TSAVO West National Park is a 9,000-square-kilometer wilderness in southern Kenya — one of the country's largest, home to roughly 12,000 elephants, 800 lions, and a hard-to-count number of buffalo, giraffe, and rhino. It's also notoriously prone to drought, and 2016–2017 was a brutal one. The park's natural water pans dried up. Animals walked further and further to find water; many didn't make it.

Mwalua, who lives in Voi, the small town at TSAVO's eastern gate, grew up alongside the park. He'd been a small-scale pea farmer most of his adult life. He started driving his own truck to the park's natural water pans, pumping in water from a borehole he'd negotiated access to.

The 70-mile daily round-trip

By mid-2017 Mwalua was making the run daily. The route is 35 miles from Voi to the central pan, mostly on dusty unpaved track, then 35 miles back. He hauls roughly 3,000 gallons per trip in a converted tank on a 1980s Mitsubishi truck. The truck breaks down regularly. The fuel is the largest expense.

An online journalist's video of one of his trips went viral in late 2017, generating about $300,000 in international donations through a GoFundMe — enough to buy a second water truck and stabilize operations. Most of that fund was depleted by 2019.

'The animals are friends. I don't see this as work. I see it as obligation.'

Why ongoing funding matters more than one-time viral surges

GoFundMe-style viral surges fund short-term capital (a new truck) but rarely sustain operating costs (fuel, maintenance, salaries for two assistants). Mwalua's calculation: his daily run costs roughly $35 in fuel, plus an averaged $12/day in repairs over the year. That's $17,000 a year just to keep doing what he does, never mind expanding.

Earth Bands' contribution to the Tsavo Volunteers organization Mwalua co-runs has covered roughly 60% of his annual operating budget since 2020 — by far the most consistent funding source he has. The Water Man bracelet at $24 retail nets approximately $14 to the organization after Earth Bands' production costs and shipping.

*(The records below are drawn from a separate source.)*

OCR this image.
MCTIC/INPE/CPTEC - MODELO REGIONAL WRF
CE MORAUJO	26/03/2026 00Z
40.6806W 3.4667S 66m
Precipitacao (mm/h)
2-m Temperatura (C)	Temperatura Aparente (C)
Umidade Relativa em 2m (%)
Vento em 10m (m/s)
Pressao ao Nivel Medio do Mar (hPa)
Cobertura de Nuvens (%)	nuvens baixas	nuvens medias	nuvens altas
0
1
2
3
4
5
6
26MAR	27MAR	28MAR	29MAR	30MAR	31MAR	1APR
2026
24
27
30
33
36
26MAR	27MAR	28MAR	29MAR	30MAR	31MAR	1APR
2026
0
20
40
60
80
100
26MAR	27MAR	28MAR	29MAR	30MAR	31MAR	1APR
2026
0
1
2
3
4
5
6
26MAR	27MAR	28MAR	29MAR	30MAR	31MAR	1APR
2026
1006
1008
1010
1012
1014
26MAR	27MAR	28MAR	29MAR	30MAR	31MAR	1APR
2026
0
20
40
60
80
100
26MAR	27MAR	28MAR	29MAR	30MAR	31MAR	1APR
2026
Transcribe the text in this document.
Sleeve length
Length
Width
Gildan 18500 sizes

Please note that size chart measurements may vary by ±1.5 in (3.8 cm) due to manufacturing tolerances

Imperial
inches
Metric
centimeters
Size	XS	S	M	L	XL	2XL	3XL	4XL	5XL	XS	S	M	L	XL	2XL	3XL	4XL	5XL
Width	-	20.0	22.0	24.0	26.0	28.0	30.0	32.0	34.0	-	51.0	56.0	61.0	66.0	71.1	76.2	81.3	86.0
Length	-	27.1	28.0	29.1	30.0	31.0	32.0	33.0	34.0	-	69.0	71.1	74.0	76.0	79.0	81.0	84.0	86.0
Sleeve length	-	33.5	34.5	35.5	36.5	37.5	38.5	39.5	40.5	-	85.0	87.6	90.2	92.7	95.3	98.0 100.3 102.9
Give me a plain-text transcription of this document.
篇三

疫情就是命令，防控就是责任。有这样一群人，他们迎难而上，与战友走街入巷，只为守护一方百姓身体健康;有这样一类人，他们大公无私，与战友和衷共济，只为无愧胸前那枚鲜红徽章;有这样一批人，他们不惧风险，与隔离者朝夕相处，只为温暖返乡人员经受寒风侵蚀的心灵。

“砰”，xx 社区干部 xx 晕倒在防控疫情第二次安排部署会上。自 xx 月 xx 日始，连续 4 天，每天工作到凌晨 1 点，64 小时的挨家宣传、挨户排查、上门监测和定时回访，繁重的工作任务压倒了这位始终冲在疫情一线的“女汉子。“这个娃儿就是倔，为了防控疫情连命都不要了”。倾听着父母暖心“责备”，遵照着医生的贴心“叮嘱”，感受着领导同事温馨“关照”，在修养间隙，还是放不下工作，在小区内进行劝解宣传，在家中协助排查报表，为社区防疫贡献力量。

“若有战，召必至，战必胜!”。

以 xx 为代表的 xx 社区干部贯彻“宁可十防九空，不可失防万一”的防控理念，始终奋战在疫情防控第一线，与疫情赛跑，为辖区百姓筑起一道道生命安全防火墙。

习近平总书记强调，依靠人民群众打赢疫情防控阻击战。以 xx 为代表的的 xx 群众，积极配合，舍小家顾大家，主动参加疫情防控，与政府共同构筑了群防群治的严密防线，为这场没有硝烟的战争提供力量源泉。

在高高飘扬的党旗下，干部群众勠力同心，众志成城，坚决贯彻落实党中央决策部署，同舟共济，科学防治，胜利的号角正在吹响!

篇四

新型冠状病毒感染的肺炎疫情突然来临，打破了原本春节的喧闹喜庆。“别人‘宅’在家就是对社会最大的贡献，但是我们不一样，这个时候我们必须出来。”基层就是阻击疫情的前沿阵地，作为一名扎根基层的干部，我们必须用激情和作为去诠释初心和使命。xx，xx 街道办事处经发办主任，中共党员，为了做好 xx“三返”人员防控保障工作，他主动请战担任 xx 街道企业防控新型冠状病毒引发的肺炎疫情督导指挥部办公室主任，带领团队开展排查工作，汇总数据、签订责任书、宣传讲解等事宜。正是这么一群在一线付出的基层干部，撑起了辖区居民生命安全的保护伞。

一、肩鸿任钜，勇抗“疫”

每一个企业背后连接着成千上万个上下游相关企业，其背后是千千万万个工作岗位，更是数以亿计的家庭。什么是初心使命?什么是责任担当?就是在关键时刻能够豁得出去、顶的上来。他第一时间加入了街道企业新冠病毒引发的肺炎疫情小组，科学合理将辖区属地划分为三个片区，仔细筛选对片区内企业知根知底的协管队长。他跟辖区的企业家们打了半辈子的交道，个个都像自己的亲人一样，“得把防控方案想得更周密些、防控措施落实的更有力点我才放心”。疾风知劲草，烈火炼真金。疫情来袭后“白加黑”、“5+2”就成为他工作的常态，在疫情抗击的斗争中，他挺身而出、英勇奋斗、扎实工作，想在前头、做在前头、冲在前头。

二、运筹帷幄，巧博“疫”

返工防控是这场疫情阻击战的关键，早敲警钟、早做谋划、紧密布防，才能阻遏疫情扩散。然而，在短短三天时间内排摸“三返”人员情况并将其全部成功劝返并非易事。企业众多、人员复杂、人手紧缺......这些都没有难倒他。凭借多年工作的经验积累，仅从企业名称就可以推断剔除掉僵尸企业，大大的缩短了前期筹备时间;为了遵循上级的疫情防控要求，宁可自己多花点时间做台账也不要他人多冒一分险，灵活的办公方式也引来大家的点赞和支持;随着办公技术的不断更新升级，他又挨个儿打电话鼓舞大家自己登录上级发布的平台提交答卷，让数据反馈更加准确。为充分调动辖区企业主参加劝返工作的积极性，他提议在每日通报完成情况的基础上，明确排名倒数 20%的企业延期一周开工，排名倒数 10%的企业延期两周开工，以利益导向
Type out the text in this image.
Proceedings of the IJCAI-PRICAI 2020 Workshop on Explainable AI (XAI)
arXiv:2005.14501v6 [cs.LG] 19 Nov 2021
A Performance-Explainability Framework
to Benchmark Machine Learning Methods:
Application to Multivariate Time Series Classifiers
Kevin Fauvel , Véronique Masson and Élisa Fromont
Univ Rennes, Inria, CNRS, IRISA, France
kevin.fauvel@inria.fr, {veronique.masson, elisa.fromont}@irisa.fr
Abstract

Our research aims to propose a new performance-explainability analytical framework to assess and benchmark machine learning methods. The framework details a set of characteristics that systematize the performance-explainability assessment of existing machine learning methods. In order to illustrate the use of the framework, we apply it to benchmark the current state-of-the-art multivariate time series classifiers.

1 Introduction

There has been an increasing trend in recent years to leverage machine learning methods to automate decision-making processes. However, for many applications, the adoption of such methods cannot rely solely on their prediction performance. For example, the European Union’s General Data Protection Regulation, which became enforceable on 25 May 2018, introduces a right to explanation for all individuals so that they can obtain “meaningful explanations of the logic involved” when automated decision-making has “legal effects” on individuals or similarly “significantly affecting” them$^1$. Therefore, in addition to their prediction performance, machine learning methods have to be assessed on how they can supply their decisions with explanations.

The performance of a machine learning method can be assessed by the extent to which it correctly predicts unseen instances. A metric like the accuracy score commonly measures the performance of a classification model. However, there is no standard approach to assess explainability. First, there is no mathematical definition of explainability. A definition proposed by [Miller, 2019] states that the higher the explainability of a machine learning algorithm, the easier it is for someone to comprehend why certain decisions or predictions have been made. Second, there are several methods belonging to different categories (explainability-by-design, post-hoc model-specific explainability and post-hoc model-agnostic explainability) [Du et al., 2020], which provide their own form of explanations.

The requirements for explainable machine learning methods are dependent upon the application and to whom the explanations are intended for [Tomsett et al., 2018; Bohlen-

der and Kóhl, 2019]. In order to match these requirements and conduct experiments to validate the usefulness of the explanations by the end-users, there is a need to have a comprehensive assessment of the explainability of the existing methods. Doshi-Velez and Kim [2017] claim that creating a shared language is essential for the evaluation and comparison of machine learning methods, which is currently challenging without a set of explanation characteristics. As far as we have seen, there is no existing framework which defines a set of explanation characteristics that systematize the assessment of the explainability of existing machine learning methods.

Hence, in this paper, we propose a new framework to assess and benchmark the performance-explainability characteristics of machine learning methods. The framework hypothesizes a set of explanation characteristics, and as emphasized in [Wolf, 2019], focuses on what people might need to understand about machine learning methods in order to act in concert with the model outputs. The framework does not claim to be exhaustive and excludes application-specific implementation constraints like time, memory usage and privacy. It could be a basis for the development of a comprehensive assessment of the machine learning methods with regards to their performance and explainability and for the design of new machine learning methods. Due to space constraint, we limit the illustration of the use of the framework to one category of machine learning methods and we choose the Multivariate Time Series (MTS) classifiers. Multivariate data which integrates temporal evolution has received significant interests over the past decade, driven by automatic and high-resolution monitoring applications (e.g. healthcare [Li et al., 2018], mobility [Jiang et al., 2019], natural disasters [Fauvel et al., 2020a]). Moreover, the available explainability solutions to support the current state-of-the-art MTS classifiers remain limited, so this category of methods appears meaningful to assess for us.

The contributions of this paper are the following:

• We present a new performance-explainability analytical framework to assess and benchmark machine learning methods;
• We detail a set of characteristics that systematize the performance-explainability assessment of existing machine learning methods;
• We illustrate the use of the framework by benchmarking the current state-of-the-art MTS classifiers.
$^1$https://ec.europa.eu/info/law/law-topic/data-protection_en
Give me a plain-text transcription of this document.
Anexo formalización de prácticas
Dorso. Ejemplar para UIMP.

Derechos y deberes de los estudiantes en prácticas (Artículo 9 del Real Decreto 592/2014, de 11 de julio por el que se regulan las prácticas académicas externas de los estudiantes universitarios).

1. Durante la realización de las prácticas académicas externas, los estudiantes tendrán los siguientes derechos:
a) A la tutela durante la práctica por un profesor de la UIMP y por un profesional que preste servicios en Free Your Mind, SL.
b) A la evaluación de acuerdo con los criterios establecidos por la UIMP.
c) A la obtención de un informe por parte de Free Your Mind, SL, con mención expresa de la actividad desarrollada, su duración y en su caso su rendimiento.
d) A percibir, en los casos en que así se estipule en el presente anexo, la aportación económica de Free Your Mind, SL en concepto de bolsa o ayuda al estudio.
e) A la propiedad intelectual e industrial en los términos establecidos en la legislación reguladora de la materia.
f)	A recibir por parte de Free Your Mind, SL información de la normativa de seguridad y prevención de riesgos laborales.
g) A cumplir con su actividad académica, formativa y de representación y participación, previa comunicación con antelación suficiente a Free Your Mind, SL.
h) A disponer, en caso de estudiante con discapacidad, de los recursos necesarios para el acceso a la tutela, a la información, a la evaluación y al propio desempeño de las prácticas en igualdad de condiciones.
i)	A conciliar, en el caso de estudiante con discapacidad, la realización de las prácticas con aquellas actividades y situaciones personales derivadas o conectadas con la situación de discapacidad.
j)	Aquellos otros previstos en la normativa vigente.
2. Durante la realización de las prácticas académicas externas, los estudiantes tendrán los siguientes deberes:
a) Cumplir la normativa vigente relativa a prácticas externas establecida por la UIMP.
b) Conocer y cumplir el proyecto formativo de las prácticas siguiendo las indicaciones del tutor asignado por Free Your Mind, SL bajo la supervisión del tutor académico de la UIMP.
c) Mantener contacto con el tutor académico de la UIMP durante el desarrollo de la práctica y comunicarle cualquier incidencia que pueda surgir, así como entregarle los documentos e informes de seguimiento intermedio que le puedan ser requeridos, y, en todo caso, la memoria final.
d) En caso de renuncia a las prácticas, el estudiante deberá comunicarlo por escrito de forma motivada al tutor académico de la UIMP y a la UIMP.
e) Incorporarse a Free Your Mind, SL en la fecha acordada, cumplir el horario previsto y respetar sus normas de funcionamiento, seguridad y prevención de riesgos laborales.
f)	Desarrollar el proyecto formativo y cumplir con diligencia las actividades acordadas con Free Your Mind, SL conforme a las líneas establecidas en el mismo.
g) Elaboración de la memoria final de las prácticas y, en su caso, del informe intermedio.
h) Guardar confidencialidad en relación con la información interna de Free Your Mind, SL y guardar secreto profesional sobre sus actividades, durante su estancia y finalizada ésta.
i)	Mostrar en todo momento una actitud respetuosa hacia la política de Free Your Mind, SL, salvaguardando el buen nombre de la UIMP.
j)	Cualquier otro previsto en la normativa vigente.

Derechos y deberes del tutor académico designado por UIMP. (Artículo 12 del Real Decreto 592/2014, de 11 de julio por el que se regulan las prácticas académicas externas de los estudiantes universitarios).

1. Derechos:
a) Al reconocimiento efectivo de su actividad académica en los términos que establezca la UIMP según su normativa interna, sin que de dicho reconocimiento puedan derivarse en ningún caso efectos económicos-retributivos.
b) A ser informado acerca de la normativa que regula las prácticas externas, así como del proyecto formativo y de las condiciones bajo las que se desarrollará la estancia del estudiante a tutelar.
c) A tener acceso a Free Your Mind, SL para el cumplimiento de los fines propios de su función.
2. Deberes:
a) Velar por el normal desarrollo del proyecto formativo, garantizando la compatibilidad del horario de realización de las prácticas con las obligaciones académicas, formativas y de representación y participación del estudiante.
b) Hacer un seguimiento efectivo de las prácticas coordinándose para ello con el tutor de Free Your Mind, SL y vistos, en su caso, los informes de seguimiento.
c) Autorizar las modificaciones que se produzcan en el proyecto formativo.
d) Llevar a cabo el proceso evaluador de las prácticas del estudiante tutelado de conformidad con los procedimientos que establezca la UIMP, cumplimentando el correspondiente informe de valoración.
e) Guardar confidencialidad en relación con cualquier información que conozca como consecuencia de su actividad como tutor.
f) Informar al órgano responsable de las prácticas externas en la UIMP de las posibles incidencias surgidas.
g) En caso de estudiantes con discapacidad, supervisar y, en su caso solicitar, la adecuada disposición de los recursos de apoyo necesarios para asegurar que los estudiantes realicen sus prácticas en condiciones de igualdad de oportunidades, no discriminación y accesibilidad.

What Tsavo Volunteers actually does

Beyond the daily water deliveries, the organization now runs a small wildlife-clinic outpost at the park's western gate, supports two anti-poaching ranger teams, and operates a community-education program in Voi schools. The schools program is what Mwalua himself funds personally with his pea-farming income. He's said in interviews he wants the kids he grew up with to think of TSAVO's elephants as neighbors rather than as a tourist attraction.

Sources & citations

  1. Tsavo Volunteers (Mwalua's organization). Independent reporting available at tsavotrust.org.
  2. BBC News. "The Kenyan farmer driving water to thirsty elephants" (March 2017). bbc.com/news/world-africa-39305562
  3. Kenya Wildlife Service annual reports on TSAVO drought-mitigation programs. kws.go.ke
  4. Earth Bands transparency page (annual disbursement totals). earthbands.co
  5. GoFundMe campaign archive: "Patrick the Water Man" (2017). Public ledger.